Clearly trustees who have suffered prolonged under-performance may want to consider their legal position.

Claims in respect of liability for failure to meet a benchmark are likely to centre around breach of contract and negligence, as we have seen in the Unilever case.

If it is a term of the contract that the benchmark will be met, then there will be liability for failure to meet it and it will be irrelevant why it was that the performance fell short of the benchmark. The question of whether a benchmark forms a term of the investment management agreement is not one which can be answered in the abstract: the terms of the individual investment management agreements will have to be considered. However, agreements are unlikely to contain such a term as it would effectively operate as a guarantee that the benchmark would be met.

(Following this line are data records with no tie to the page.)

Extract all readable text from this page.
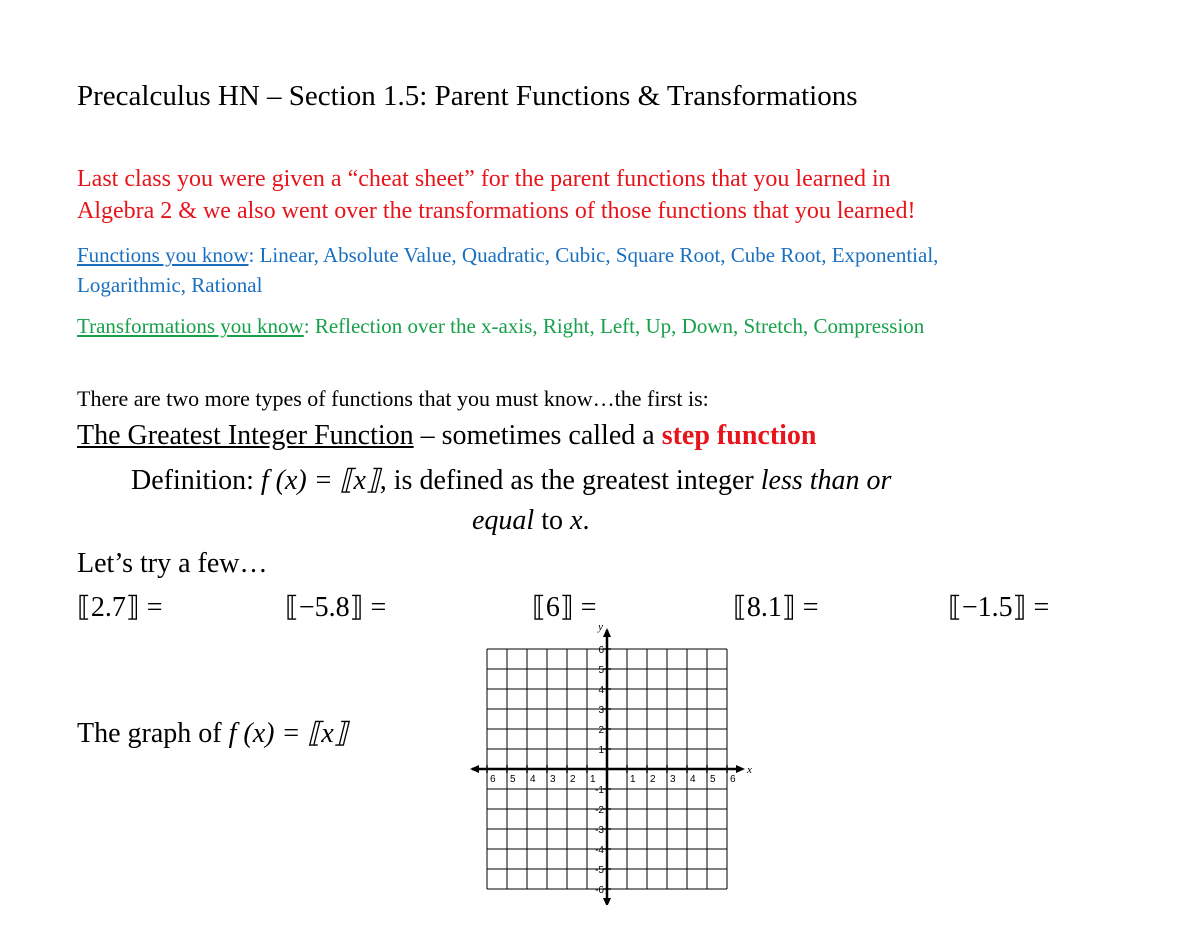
Precalculus HN – Section 1.5: Parent Functions & Transformations
Last class you were given a “cheat sheet” for the parent functions that you learned in
Algebra 2 & we also went over the transformations of those functions that you learned!
Functions you know: Linear, Absolute Value, Quadratic, Cubic, Square Root, Cube Root, Exponential,
Logarithmic, Rational
Transformations you know: Reflection over the x-axis, Right, Left, Up, Down, Stretch, Compression
There are two more types of functions that you must know…the first is:
The Greatest Integer Function – sometimes called a step function
Definition: f (x) = ⟦x⟧, is defined as the greatest integer less than or
equal to x.
Let’s try a few…
⟦2.7⟧ =	⟦−5.8⟧ =	⟦6⟧ =	⟦8.1⟧ =	⟦−1.5⟧ =
The graph of f (x) = ⟦x⟧
6 5 4 3 2 1	1 2 3 4 5 6
6
5
4
3
2
1
-1
-2
-3
-4
-5
-6
x
y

If it is not a term of the contract that the benchmark will be met, a failure to meet the benchmark should not of itself determine whether the manager had been negligent. However, the reasons why the performance fell short of the benchmark would have to be explored. If the rest of the market achieved much better performance for comparable funds over the same period, it may be that there is a basis for concluding that the management of the particular fund was negligent. A failure to meet the benchmark, especially if this was by an appreciable margin, could well be taken as evidence of that.

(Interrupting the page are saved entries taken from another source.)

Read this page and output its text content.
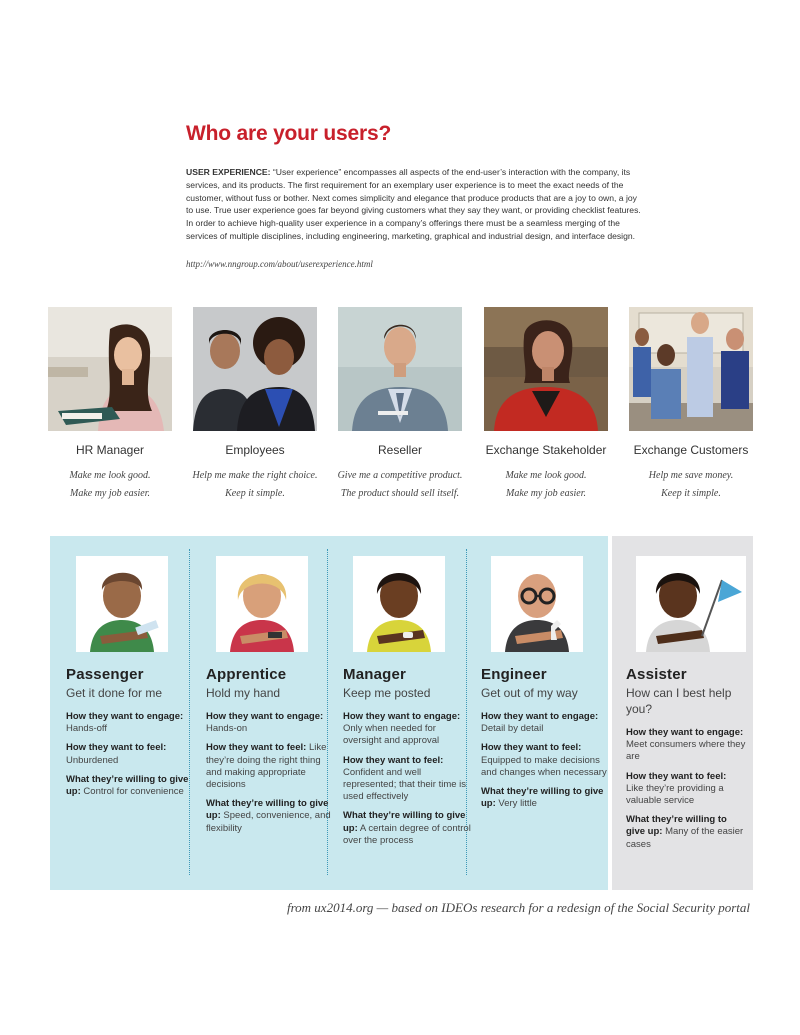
Who are your users?
USER EXPERIENCE: “User experience” encompasses all aspects of the end-user’s interaction with the company, its services, and its products. The first requirement for an exemplary user experience is to meet the exact needs of the customer, without fuss or bother. Next comes simplicity and elegance that produce products that are a joy to own, a joy to use. True user experience goes far beyond giving customers what they say they want, or providing checklist features. In order to achieve high-quality user experience in a company’s offerings there must be a seamless merging of the services of multiple disciplines, including engineering, marketing, graphical and industrial design, and interface design.
http://www.nngroup.com/about/userexperience.html
HR Manager
Make me look good.
Make my job easier.
Employees
Help me make the right choice.
Keep it simple.
Reseller
Give me a competitive product.
The product should sell itself.
Exchange Stakeholder
Make me look good.
Make my job easier.
Exchange Customers
Help me save money.
Keep it simple.
Passenger
Get it done for me
How they want to engage: Hands-off
How they want to feel: Unburdened
What they’re willing to give up: Control for convenience
Apprentice
Hold my hand
How they want to engage: Hands-on
How they want to feel: Like they’re doing the right thing and making appropriate decisions
What they’re willing to give up: Speed, convenience, and flexibility
Manager
Keep me posted
How they want to engage: Only when needed for oversight and approval
How they want to feel: Confident and well represented; that their time is used effectively
What they’re willing to give up: A certain degree of control over the process
Engineer
Get out of my way
How they want to engage: Detail by detail
How they want to feel: Equipped to make decisions and changes when necessary
What they’re willing to give up: Very little
Assister
How can I best help you?
How they want to engage: Meet consumers where they are
How they want to feel: Like they’re providing a valuable service
What they’re willing to give up: Many of the easier cases
from ux2014.org — based on IDEOs research for a redesign of the Social Security portal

A spokesman for Merrill Lynch has stated that the "contract with Unilever was unique and it did not expect to see any further claims". The question here is how central to the Unilever trustee’s success in achieving a substantial settlement was the fact that their agreement with MAM contained a defined downside tolerance? It is important to note that, as mentioned earlier in the briefing, the Unilever trustee did not allege that MAM guaranteed that the defined downside tolerance would not be exceeded. A defined downside tolerance is a clear indicator of the level of loss that the trustees would tolerate and the level of risk that was acceptable to them, but an absence of such a term would not prevent trustees from bringing a claim for negligence on the basis that their investment manager did not manage the fund with reasonable care, skill and diligence.

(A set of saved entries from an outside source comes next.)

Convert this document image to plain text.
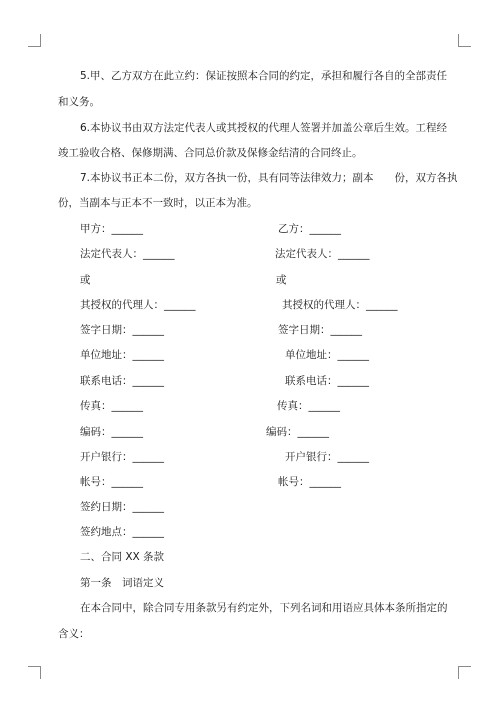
5.甲、乙方双方在此立约：保证按照本合同的约定，承担和履行各自的全部责任
和义务。
6.本协议书由双方法定代表人或其授权的代理人签署并加盖公章后生效。工程经
竣工验收合格、保修期满、合同总价款及保修金结清的合同终止。
7.本协议书正本二份，双方各执一份，具有同等法律效力；副本　　份，双方各执
份，当副本与正本不一致时，以正本为准。
甲方：______	乙方：______
法定代表人：______	法定代表人：______
或	或
其授权的代理人：______	其授权的代理人：______
签字日期：______	签字日期：______
单位地址：______	单位地址：______
联系电话：______	联系电话：______
传真：______	传真：______
编码：______	编码：______
开户银行：______	开户银行：______
帐号：______	帐号：______
签约日期：______
签约地点：______
二、合同 XX 条款
第一条　词语定义
在本合同中，除合同专用条款另有约定外，下列名词和用语应具体本条所指定的
含义：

Ongoing Investment Management Arrangements

To avoid litigation or disappointment, trustees must ensure that their attitude to risk has been properly understood by the investment manager from the outset. They should also ensure that their attitude to risk is properly documented. In his report on institutional investment in the UK, published last year, Paul Myners recommended that trustees should agree an explicit written mandate with their investment managers covering agreement between the trustees and managers on:

  • an objective, benchmark(s) and risk parameters that together with all the other mandates are coherent with the fund’s aggregate objective and risk tolerances;
  • the manager’s approach in attempting to achieve this objective; and
  • clear timescales of measurement and evaluation, such that the mandate will not be terminated before the expiry of the evaluation timescale for under-performance alone.

This recommendation has been adopted by the Government as constituting "best practice" for schemes.

What is clear from the Unilever case in this respect is that trustees have reason to monitor their investment managers closely, and should either actively communicate with them in order to do so, or appoint someone to do this for them.

Furthermore, trustees should remember that under the Pensions Act 1995, in order to avoid liability for the acts and defaults of their investment managers, they must take all steps as are reasonable to satisfy themselves that their investment manager:

  • has the appropriate knowledge and experience for managing the investments of the scheme;
  • is carrying out his work competently;
  • has regard to the need for diversification of investments, in so far as is appropriate to the circumstances of the scheme, and the suitability to the scheme of the description of investment proposed.

© Herbert Smith 2002

The content of this article does not constitute legal advice and should not be relied on as such. Specific advice should be sought about your specific circumstances.